Taking Things for Granted – The RDP Attack.

Before we start, a story. When I created my first web server, I’d found a copy of Windows NT Server 4.0, upgraded it to Service Pack 6a to get IIS enabled, opened port 80 on the router and viola, working webserver. This was 2001 and unfortunately my creation of a webserver coincided with the spread of the Code Red virus, and it reached my server within days of it being online.

Not knowing at the time, and thinking it was a one off, formatted the hard drive and completed the whole setup again. A day passed before the virus was back. Now with the knowledge of what was happening and wary of it happening again. I rebuilt the server and this time put the website behind port 8080, this time the virus never returned.

I thought to myself that this was security through obscurity, and with the victory over Code Red, was something I held onto for many years.

I applied this method when it came to opening RDP access to the outside world, choosing a seemingly obscure port 8021 on each network setup. However, I’ve been dealt a wakeup call following what I’ve just seen…

In my small flat I have the advantage / disadvantage dependant on opinion of having my network switch located below my TV in the living room, allowing me to glance at network activity quite easily. Paying attention, the port to the server and router uplink had been constantly transferring data, this is not unusual as the is a webserver on it and with all WordPress based websites has many an attack attempts each day.

What was different the last few days is that the transfer was constant, instead of an organic flashing pattern, where you can almost visualise each web request and response, it was a steady stream, and lasted well beyond the reason of any process I could think of.

Curiosity overwhelming me, I remoted on to the server and looked at the network tab of the resource monitor, only to be greeted by this:

Around 50 unknown address all connecting to terminal services.
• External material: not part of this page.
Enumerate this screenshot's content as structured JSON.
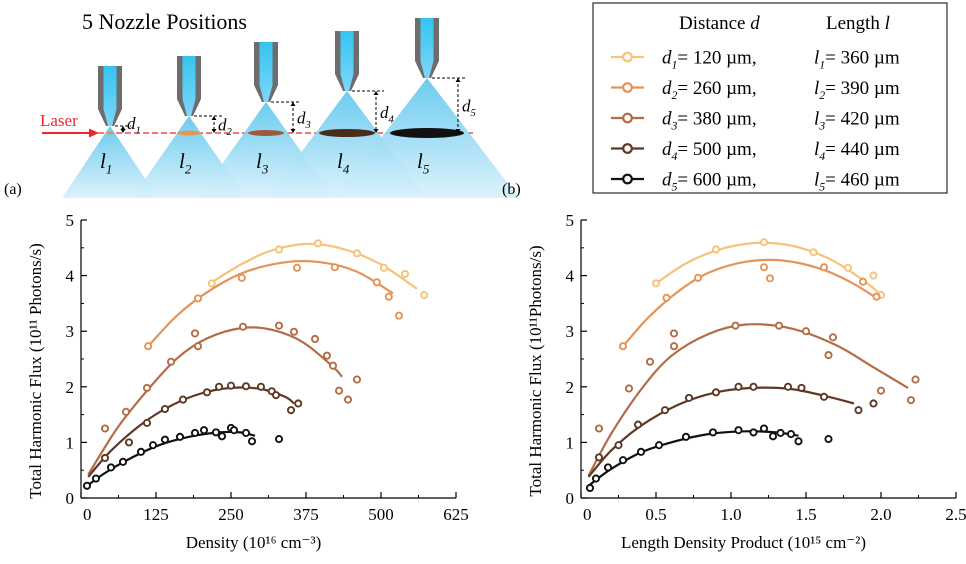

After the initial shock I read more into and based on the network throughput of each IP compared to my active RDP connection (Here is 192.168.1.17) believe they were still at the brute force stage of logging in.

Looking further this looked to be more of a botnet of compromised machines, as hostnames comprise of generic consumer connections, Amazon EC2 and even a mail server.

The forwarding port on the router was quickly closed and the connections soon reduced

This is my self-lesson, security by obscurity is no longer an option. With exponentially more bandwidth and processing power available to the world, not to mention the amount of devices online compared to my beginnings in 2001, you can hide, but they will find you.